Curriculum
Project Based Learning
What is Project-Based Learning?
Project Based Learning is a teaching method in which students gain knowledge and skills by working for an extended period of time to investigate and respond to an authentic, engaging, and complex question, problem, or challenge.
PBL requires critical thinking, problem solving, collaboration, and various forms of communication. To answer a driving question and create high-quality work, students need to do much more than remember information. They need to use higher-order thinking skills and learn to work as a team.
Project-Based Learning In Practice
Students work on a project over an extended period of time – from a week up to a semester – that engages them in solving a real-world problem or answering a complex question. They demonstrate their knowledge and skills by creating a public product or presentation for a real audience.

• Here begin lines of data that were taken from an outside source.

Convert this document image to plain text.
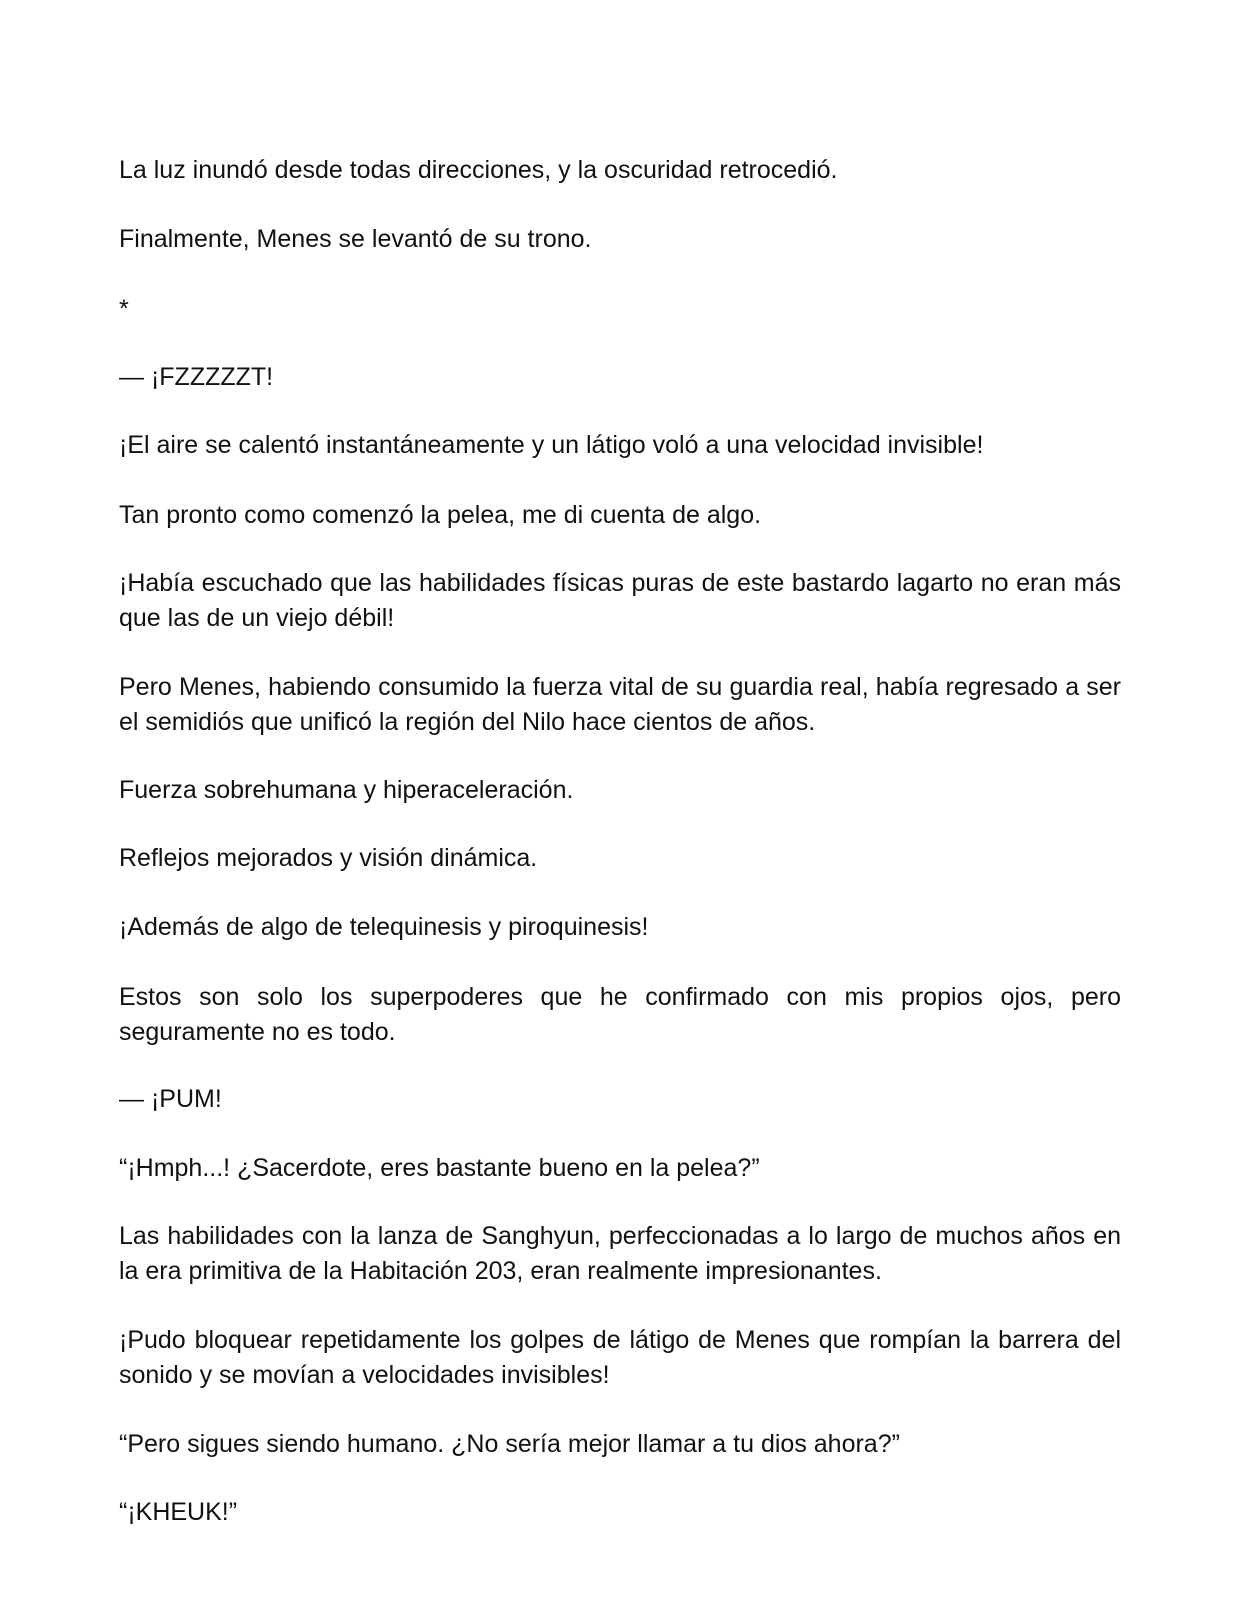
La luz inundó desde todas direcciones, y la oscuridad retrocedió.

Finalmente, Menes se levantó de su trono.

*

— ¡FZZZZZT!

¡El aire se calentó instantáneamente y un látigo voló a una velocidad invisible!

Tan pronto como comenzó la pelea, me di cuenta de algo.

¡Había escuchado que las habilidades físicas puras de este bastardo lagarto no eran más que las de un viejo débil!

Pero Menes, habiendo consumido la fuerza vital de su guardia real, había regresado a ser el semidiós que unificó la región del Nilo hace cientos de años.

Fuerza sobrehumana y hiperaceleración.

Reflejos mejorados y visión dinámica.

¡Además de algo de telequinesis y piroquinesis!

Estos son solo los superpoderes que he confirmado con mis propios ojos, pero seguramente no es todo.

— ¡PUM!

“¡Hmph...! ¿Sacerdote, eres bastante bueno en la pelea?”

Las habilidades con la lanza de Sanghyun, perfeccionadas a lo largo de muchos años en la era primitiva de la Habitación 203, eran realmente impresionantes.

¡Pudo bloquear repetidamente los golpes de látigo de Menes que rompían la barrera del sonido y se movían a velocidades invisibles!

“Pero sigues siendo humano. ¿No sería mejor llamar a tu dios ahora?”

“¡KHEUK!”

As a result, students develop deep content knowledge as well as critical thinking, collaboration, creativity, and communication skills. Project Based Learning unleashes a contagious, creative energy among students and teachers.
English Language Arts
Wit & Wisdom
Wit & Wisdom is a K–8 English language arts curriculum that brings the rich content everyone loves into your child's classroom. We believe that classrooms are places where students and teachers encounter wit, wisdom, wonder, rigor, and knowledge and that literature, history, art, and science all have a place in ELA instruction. Wit & Wisdom helps your student meet the expectations of the new standards while celebrating the joy of reading and writing.
Mathematics
Eureka Math
Thoughtfully constructed and designed like a story, Eureka Math is meticulously coherent, with an intense focus on key concepts that layer over time, creating enduring knowledge. Students gain a complete body of math knowledge, not just a discrete set of skills. They use the same models and problem-solving methods from grade to grade, so math concepts stay with them, year after year.
Social Studies
Passport to Social Studies
The goal of social studies is to make sure that all students graduate from high school prepared for college, a career, and a future as a productive adult. Students use rich content, themes and big ideas to learn history, geography, economics, civics, citizenship and government, using important skills to “think like historians.” Teachers also include literacy in the social studies classroom, helping students use evidence from text when reading, writing, and discussing.
Science
Amplify Science
Amplify Science is a K–8 science curriculum that blends hands-on investigations, literacy-rich activities, and interactive digital tools to empower students to think, read, write, and argue like real scientists. Each unit of Amplify Science engages students in a relevant, real-world problem where they investigate scientific phenomena, engage in collaboration and discussion, and develop models or explanations in order to arrive at solutions.